Most people think the Beatles made their American television debut on the "Ed Sullivan Show," in 1964.
But Walter Cronkite, a stickler for accuracy, always wanted people to know it actually happened on the "CBS Evening News" in 1963, reports CBS News anchor Katie Couric.
Beatlemania was well underway in the United Kingdom.
"We were offered a piece from our London Bureau of this phenomenon," Cronkite said. "So we put it on the air one night."
That night was December 10, 1963. The Beatles had already sold 2.5 million records.
"What has occurred to you as why you've succeeded?" asked the reporter.

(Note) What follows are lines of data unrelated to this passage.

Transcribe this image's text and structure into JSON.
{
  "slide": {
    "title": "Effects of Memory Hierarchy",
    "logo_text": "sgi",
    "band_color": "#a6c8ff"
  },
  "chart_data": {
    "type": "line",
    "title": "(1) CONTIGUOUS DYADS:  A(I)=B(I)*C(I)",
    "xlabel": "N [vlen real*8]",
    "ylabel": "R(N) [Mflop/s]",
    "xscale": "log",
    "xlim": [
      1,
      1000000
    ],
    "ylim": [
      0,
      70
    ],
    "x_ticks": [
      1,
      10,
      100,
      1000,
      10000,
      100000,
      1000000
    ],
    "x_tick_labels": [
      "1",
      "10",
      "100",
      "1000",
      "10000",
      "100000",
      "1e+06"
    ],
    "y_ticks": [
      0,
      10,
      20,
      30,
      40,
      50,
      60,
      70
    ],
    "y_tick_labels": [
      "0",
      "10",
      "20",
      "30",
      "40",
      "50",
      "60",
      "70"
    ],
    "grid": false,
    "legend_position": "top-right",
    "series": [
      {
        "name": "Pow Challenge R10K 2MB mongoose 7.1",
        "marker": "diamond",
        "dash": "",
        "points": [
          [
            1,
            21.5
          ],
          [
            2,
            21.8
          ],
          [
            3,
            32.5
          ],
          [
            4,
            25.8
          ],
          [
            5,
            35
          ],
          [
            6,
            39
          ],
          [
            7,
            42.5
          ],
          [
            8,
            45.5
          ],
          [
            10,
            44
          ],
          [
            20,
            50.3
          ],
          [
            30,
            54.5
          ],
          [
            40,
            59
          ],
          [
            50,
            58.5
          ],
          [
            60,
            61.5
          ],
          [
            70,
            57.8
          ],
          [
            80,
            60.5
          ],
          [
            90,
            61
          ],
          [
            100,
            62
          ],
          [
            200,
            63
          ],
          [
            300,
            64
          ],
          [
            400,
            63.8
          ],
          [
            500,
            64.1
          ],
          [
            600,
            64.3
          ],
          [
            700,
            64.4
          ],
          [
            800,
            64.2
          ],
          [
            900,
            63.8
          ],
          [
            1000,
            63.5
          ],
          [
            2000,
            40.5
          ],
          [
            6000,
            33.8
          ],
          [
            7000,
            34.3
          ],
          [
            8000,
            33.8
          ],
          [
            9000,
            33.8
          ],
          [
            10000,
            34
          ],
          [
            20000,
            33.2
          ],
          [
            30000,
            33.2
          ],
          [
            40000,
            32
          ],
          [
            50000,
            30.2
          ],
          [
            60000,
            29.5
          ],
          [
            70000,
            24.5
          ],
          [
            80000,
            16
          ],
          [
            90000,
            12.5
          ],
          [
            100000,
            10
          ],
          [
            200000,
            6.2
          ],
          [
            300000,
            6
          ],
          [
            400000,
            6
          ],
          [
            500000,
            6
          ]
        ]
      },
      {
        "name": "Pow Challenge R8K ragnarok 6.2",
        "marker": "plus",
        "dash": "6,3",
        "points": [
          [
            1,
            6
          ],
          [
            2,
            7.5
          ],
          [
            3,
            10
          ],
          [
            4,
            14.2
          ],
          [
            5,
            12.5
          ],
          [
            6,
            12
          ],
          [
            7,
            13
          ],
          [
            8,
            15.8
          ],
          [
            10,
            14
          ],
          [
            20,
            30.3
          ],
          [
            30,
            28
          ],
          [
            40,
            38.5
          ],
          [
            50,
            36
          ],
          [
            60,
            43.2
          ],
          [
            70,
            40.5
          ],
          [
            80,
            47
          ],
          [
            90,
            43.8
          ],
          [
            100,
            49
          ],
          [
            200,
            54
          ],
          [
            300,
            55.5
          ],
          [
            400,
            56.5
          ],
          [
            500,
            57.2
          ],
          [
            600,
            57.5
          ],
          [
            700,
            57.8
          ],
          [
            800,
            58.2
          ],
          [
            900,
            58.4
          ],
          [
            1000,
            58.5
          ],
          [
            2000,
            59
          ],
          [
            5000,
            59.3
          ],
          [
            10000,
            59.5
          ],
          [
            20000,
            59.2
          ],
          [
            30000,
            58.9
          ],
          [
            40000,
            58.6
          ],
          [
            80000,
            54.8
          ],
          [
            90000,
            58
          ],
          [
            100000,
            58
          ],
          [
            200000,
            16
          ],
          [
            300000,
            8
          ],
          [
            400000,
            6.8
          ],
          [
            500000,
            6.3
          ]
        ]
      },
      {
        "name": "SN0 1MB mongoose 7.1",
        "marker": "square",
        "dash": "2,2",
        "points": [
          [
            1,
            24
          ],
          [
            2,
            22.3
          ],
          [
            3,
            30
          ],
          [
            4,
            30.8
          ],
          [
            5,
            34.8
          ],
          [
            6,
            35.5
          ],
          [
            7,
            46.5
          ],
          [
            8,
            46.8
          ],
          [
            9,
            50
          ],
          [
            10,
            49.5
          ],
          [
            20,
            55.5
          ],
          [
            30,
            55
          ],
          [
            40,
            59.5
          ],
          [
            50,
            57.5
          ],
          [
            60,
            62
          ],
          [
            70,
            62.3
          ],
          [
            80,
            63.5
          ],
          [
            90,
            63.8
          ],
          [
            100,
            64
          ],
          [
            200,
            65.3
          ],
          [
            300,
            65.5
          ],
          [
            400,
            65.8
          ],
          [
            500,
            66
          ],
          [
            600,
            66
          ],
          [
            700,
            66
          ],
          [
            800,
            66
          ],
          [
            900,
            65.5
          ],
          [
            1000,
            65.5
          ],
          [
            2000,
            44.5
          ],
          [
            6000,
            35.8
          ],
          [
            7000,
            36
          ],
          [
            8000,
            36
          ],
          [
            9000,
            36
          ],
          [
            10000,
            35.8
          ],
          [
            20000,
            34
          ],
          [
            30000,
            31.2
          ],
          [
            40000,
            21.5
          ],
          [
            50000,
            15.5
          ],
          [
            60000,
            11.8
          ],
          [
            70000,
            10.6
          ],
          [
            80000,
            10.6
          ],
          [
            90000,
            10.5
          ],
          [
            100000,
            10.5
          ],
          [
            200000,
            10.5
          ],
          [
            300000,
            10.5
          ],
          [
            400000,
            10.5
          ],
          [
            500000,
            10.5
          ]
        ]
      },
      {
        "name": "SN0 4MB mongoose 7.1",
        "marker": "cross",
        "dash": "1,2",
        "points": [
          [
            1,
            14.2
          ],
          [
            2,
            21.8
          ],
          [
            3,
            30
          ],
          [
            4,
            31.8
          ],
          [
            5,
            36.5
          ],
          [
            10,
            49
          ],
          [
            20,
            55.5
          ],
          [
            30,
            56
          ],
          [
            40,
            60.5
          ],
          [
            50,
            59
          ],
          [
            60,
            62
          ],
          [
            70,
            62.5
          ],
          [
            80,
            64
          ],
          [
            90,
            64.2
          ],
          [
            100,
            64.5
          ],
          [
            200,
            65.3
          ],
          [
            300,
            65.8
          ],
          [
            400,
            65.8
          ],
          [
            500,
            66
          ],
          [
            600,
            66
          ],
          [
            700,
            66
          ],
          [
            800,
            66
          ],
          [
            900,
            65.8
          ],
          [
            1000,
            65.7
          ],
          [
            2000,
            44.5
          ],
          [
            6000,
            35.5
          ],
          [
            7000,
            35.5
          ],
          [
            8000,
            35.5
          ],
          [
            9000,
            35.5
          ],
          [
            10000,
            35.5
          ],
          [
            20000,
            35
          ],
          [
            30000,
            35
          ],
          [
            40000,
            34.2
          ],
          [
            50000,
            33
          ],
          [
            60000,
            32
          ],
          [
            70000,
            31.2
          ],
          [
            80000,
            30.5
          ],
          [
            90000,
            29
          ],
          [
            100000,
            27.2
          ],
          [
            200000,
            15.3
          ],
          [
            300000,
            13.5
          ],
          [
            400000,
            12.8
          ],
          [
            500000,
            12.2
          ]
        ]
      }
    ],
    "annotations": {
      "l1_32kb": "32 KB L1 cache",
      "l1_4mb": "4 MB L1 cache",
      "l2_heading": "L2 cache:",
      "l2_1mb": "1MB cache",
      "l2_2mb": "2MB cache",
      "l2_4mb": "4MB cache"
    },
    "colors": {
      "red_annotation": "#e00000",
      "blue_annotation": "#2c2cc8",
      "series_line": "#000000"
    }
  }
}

"I don't know, really, you know, as you say, the haircuts," Paul McCartney responded.
Despite the hysteria of their mostly female fans, it wasn't clear, then, just how long the Beatles' success would last.
"Do you have any fears your public will tire of you and move on?" the reporter asked.
"They probably will but it depends how long it takes one to get tired," John Lennon said.
Ed Sullivan was watching the story and right after the newscast, he called Walter Cronkite.
"We were good friends, and Ed said, 'Walter, Walter, tell me about those kids, tell me about those kids,'" Cronkite said. "'Those kids you just had on the air. What do you call them? The bugs or the beetles or something?'"
That famous performance on the "Ed Sullivan Show" came two months after their "debut" on the "CBS Evening News."
"We just hope we're going have quite a run," McCartney said during that interview.
And they did, with a little help from Walter Cronkite.
"If there's some credit in history for that, I want it," Cronkite said.